Exit code: 0 if validation ok, else 1.


Eval

mesocosm eval test

Summary: Run one dev test episode (POST /v1/test/episode).

ParameterRequiredDescription
--domain-idYesTarget domain id.
--vow-versionNoIf omitted, read from domain record.
--modelYesModel id.
--env-urlNoOverride environment HTTP URL.
--seedNoEpisode seed integer.
--temperatureNoDefault 0.0.
--max-tokensNoDefault 4096.
--base-urlNobench-api base URL.

Exit: Non-zero if episode status is failed, cancelled, or error.

run create vs eval run

Both call POST /v1/runs, but they target different workflows:

run createeval run
Domain flag--domain--domain-id
Episodes--episodes--num-episodes
Parallelism--parallel--max-parallel
Default max_tokens5124096
--vow-versionrequiredoptional (from domain record)
Draft domainsno guard--require-published / --allow-draft
Teams / visibility / env-idyesno

Prefer run create for hackathon platform benchmarks; use eval run for developer eval workflows.

mesocosm eval run

Summary: Multi-episode run with aggregation (POST /v1/runs).

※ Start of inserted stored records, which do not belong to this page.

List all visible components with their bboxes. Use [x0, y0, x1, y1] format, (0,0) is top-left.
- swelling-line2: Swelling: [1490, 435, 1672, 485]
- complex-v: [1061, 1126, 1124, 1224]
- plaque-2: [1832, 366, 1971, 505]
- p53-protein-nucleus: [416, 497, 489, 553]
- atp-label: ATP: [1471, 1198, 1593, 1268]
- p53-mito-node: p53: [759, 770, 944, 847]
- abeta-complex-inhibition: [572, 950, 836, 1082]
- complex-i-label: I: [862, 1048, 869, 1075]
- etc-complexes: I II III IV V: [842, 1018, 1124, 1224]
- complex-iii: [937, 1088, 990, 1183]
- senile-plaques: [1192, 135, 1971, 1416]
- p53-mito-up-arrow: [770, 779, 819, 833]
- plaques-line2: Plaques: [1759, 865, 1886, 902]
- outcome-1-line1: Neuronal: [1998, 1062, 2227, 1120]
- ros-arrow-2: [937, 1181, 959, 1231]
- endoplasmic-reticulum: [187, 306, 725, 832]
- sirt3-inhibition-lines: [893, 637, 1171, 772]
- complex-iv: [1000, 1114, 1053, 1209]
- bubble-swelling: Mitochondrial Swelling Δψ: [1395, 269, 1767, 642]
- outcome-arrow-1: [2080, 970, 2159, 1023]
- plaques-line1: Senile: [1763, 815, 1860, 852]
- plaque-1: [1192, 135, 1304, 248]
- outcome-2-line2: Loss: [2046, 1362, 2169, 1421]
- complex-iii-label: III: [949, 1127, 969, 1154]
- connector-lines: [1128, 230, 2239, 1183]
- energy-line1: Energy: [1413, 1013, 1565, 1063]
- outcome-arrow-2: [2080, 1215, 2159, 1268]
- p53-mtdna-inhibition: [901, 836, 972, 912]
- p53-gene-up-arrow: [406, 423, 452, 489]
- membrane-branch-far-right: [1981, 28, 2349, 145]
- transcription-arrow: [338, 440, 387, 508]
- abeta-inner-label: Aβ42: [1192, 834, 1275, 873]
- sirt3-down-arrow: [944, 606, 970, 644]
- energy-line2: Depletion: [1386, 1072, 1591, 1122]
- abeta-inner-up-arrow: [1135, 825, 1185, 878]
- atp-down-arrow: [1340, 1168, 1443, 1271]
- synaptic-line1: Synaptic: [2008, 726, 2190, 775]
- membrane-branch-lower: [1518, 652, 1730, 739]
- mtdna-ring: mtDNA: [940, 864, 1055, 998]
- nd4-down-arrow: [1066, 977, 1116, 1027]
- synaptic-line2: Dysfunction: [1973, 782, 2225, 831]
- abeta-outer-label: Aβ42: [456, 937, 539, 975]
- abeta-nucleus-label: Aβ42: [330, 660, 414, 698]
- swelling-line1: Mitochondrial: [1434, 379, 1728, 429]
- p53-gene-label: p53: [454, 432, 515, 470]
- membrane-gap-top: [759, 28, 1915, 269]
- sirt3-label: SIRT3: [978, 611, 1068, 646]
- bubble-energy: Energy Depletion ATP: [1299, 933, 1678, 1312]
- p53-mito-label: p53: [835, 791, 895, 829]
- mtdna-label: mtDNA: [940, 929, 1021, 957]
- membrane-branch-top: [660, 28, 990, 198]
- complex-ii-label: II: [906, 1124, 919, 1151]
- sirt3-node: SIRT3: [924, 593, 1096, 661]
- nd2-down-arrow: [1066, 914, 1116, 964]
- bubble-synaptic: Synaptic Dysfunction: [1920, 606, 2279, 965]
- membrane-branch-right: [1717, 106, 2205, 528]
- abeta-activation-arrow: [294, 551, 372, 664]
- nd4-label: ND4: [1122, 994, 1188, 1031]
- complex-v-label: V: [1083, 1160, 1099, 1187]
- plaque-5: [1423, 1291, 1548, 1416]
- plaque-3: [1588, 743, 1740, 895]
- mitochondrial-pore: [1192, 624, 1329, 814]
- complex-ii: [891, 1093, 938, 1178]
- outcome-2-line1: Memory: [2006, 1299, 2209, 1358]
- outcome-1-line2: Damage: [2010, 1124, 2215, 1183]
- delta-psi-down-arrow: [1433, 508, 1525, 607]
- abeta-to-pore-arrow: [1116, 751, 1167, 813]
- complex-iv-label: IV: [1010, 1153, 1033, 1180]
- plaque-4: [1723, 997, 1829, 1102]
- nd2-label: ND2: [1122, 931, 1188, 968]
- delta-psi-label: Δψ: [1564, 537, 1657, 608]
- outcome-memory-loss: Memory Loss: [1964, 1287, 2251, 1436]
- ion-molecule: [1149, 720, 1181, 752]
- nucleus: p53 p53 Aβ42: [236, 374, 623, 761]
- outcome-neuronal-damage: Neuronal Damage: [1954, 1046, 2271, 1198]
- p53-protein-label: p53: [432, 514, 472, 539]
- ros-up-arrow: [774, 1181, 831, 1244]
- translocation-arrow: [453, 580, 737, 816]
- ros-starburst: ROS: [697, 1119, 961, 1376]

ParameterRequiredDescription
--domain-idYesTarget domain id.
--vow-versionNoDefault from domain record if omitted.
--modelYesModel id.
--num-episodesNoDefault 1.
--seed-setNoJSON array of integers, e.g. '[1,2,3]'.
--temperatureNoDefault 0.0.
--max-tokensNoDefault 4096.
--max-parallelNoDefault 1.
--require-published / --allow-draftNoDefault rejects non-published domains; --allow-draft allows draft.
--base-urlNobench-api base URL.

Root

mesocosm (root)

ParameterRequiredDescription
-V, --versionNoPrint mesocosm <version> and exit.
--helpNoShow command tree or subcommand help.

mesocosm run with no subcommand shows run subcommand help.